Авторы будут, пожалуй, очень изумлены, если я припишу им стремление к "идеалам" там, где они пытаются доказывать объективно. Но фактически дело идет именно ни о чем другом, как об определенном идеале, который должен служить путеводной нитью социальной политике. Выяснить свое отношение к этому по существу очень симпатичному направлению я смогу там, где буду подробнее говорить вообще о "защите слабых" в социальной политике. Прежде всего необходимо ответить на принципиальный вопрос: может ли расовая гигиена, религия или этика и вообще какая-либо отдельная дисциплина удовлетворительным образом намечать цели социальной политики, согласны ли мы признать чуждое владычество в сфере социальной политики, или желаем возвратить ей автономию?
IV
На поставленный выше вопрос я здесь же, наперед, отвечаю следующим образом: я считаю ошибочным господствующий взгляд, что социальная политика должна заимствовать свои руководящие идеалы из чуждых ей дисциплин и, наоборот, требую автономности социально-политического идеала.
Обоснование этой точки зрения необходимо распадается на две части; в первой я постараюсь доказать, что, будучи возможным, господство чуждых идеалов в области социальной политики не необходимо и его можно избежать, а во второй – что хотя оно и возможно, но не целесообразно.
1) Зависимость социальной политики не представляет необходимости.
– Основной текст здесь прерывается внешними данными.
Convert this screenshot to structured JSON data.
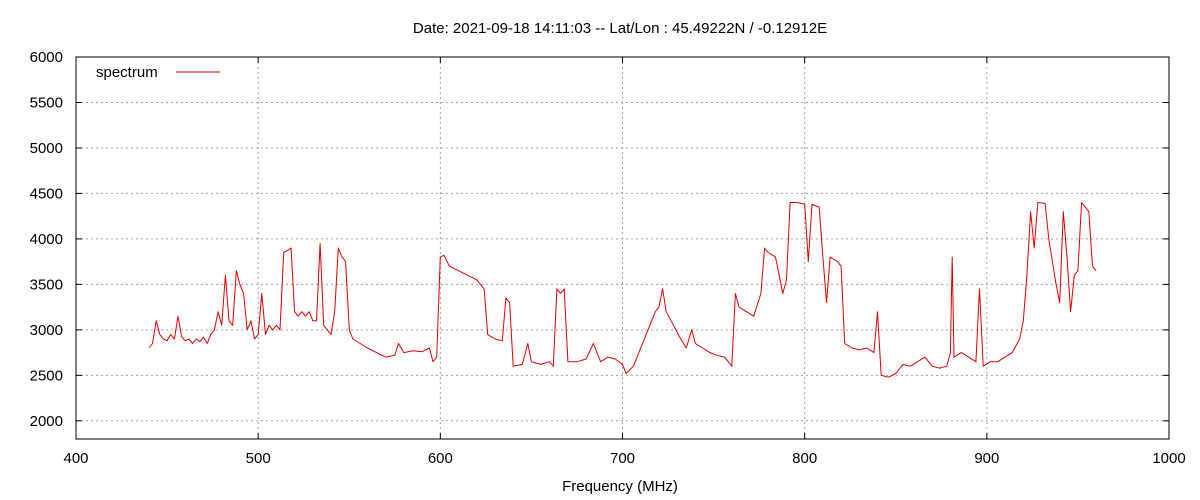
{
  "chart_data": {
    "type": "line",
    "title": "Date: 2021-09-18 14:11:03  --  Lat/Lon : 45.49222N / -0.12912E",
    "xlabel": "Frequency (MHz)",
    "ylabel": "",
    "xlim": [
      400,
      1000
    ],
    "ylim": [
      1800,
      6000
    ],
    "x_ticks": [
      400,
      500,
      600,
      700,
      800,
      900,
      1000
    ],
    "y_ticks": [
      2000,
      2500,
      3000,
      3500,
      4000,
      4500,
      5000,
      5500,
      6000
    ],
    "grid": true,
    "legend": "top-left",
    "series": [
      {
        "name": "spectrum",
        "color": "#e00000",
        "points": [
          [
            440,
            2800
          ],
          [
            442,
            2850
          ],
          [
            444,
            3100
          ],
          [
            446,
            2950
          ],
          [
            448,
            2900
          ],
          [
            450,
            2880
          ],
          [
            452,
            2950
          ],
          [
            454,
            2900
          ],
          [
            456,
            3150
          ],
          [
            458,
            2920
          ],
          [
            460,
            2880
          ],
          [
            462,
            2900
          ],
          [
            464,
            2850
          ],
          [
            466,
            2900
          ],
          [
            468,
            2870
          ],
          [
            470,
            2920
          ],
          [
            472,
            2850
          ],
          [
            474,
            2950
          ],
          [
            476,
            3000
          ],
          [
            478,
            3200
          ],
          [
            480,
            3050
          ],
          [
            482,
            3600
          ],
          [
            484,
            3100
          ],
          [
            486,
            3050
          ],
          [
            488,
            3650
          ],
          [
            490,
            3500
          ],
          [
            492,
            3400
          ],
          [
            494,
            3000
          ],
          [
            496,
            3100
          ],
          [
            498,
            2900
          ],
          [
            500,
            2950
          ],
          [
            502,
            3400
          ],
          [
            504,
            2950
          ],
          [
            506,
            3050
          ],
          [
            508,
            3000
          ],
          [
            510,
            3050
          ],
          [
            512,
            3000
          ],
          [
            514,
            3850
          ],
          [
            516,
            3870
          ],
          [
            518,
            3900
          ],
          [
            520,
            3200
          ],
          [
            522,
            3150
          ],
          [
            524,
            3200
          ],
          [
            526,
            3150
          ],
          [
            528,
            3200
          ],
          [
            530,
            3100
          ],
          [
            532,
            3100
          ],
          [
            534,
            3950
          ],
          [
            536,
            3050
          ],
          [
            538,
            3000
          ],
          [
            540,
            2950
          ],
          [
            542,
            3200
          ],
          [
            544,
            3900
          ],
          [
            546,
            3800
          ],
          [
            548,
            3750
          ],
          [
            550,
            3000
          ],
          [
            552,
            2900
          ],
          [
            556,
            2850
          ],
          [
            560,
            2800
          ],
          [
            565,
            2750
          ],
          [
            570,
            2700
          ],
          [
            575,
            2720
          ],
          [
            577,
            2850
          ],
          [
            580,
            2750
          ],
          [
            585,
            2770
          ],
          [
            590,
            2760
          ],
          [
            594,
            2800
          ],
          [
            596,
            2650
          ],
          [
            598,
            2700
          ],
          [
            600,
            3800
          ],
          [
            602,
            3820
          ],
          [
            605,
            3700
          ],
          [
            610,
            3650
          ],
          [
            615,
            3600
          ],
          [
            620,
            3550
          ],
          [
            622,
            3500
          ],
          [
            624,
            3450
          ],
          [
            626,
            2950
          ],
          [
            630,
            2900
          ],
          [
            634,
            2880
          ],
          [
            636,
            3350
          ],
          [
            638,
            3300
          ],
          [
            640,
            2600
          ],
          [
            645,
            2620
          ],
          [
            648,
            2850
          ],
          [
            650,
            2650
          ],
          [
            655,
            2620
          ],
          [
            660,
            2650
          ],
          [
            662,
            2600
          ],
          [
            664,
            3450
          ],
          [
            666,
            3400
          ],
          [
            668,
            3450
          ],
          [
            670,
            2650
          ],
          [
            675,
            2650
          ],
          [
            680,
            2680
          ],
          [
            684,
            2850
          ],
          [
            688,
            2650
          ],
          [
            692,
            2700
          ],
          [
            696,
            2680
          ],
          [
            700,
            2620
          ],
          [
            702,
            2520
          ],
          [
            706,
            2600
          ],
          [
            710,
            2800
          ],
          [
            714,
            3000
          ],
          [
            718,
            3200
          ],
          [
            720,
            3250
          ],
          [
            722,
            3450
          ],
          [
            724,
            3200
          ],
          [
            728,
            3050
          ],
          [
            732,
            2900
          ],
          [
            735,
            2800
          ],
          [
            738,
            3000
          ],
          [
            740,
            2850
          ],
          [
            744,
            2800
          ],
          [
            748,
            2750
          ],
          [
            752,
            2720
          ],
          [
            756,
            2700
          ],
          [
            760,
            2600
          ],
          [
            762,
            3400
          ],
          [
            764,
            3250
          ],
          [
            768,
            3200
          ],
          [
            772,
            3150
          ],
          [
            776,
            3400
          ],
          [
            778,
            3900
          ],
          [
            780,
            3850
          ],
          [
            784,
            3800
          ],
          [
            788,
            3400
          ],
          [
            790,
            3550
          ],
          [
            792,
            4400
          ],
          [
            796,
            4400
          ],
          [
            800,
            4380
          ],
          [
            802,
            3750
          ],
          [
            804,
            4380
          ],
          [
            808,
            4350
          ],
          [
            810,
            3800
          ],
          [
            812,
            3300
          ],
          [
            814,
            3800
          ],
          [
            818,
            3750
          ],
          [
            820,
            3700
          ],
          [
            822,
            2850
          ],
          [
            826,
            2800
          ],
          [
            830,
            2780
          ],
          [
            834,
            2800
          ],
          [
            838,
            2750
          ],
          [
            840,
            3200
          ],
          [
            842,
            2500
          ],
          [
            846,
            2480
          ],
          [
            850,
            2520
          ],
          [
            854,
            2620
          ],
          [
            858,
            2600
          ],
          [
            862,
            2650
          ],
          [
            866,
            2700
          ],
          [
            870,
            2600
          ],
          [
            874,
            2580
          ],
          [
            878,
            2600
          ],
          [
            880,
            2750
          ],
          [
            881,
            3800
          ],
          [
            882,
            2700
          ],
          [
            886,
            2750
          ],
          [
            890,
            2700
          ],
          [
            894,
            2650
          ],
          [
            896,
            3450
          ],
          [
            898,
            2600
          ],
          [
            902,
            2650
          ],
          [
            906,
            2650
          ],
          [
            910,
            2700
          ],
          [
            914,
            2750
          ],
          [
            918,
            2900
          ],
          [
            920,
            3100
          ],
          [
            922,
            3600
          ],
          [
            924,
            4300
          ],
          [
            926,
            3900
          ],
          [
            928,
            4400
          ],
          [
            932,
            4390
          ],
          [
            934,
            4000
          ],
          [
            936,
            3750
          ],
          [
            938,
            3500
          ],
          [
            940,
            3300
          ],
          [
            942,
            4300
          ],
          [
            944,
            3800
          ],
          [
            946,
            3200
          ],
          [
            948,
            3600
          ],
          [
            950,
            3650
          ],
          [
            952,
            4400
          ],
          [
            954,
            4350
          ],
          [
            956,
            4300
          ],
          [
            958,
            3700
          ],
          [
            960,
            3650
          ]
        ]
      }
    ]
  }
}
Многие социальные теоретики держатся того мнения, что заимствование целей социальной политики извне, т. е. чуждое господство в этой области, является неизбежным. Этот взгляд, хотя и в существенно различных формах, мы находим столь же распространенным среди расовых гигиенистов, как и у представителей христианско– или этическо-социального направления. Рассмотрим же его, поскольку основательны аргументы, приводимые в защиту этого взгляда.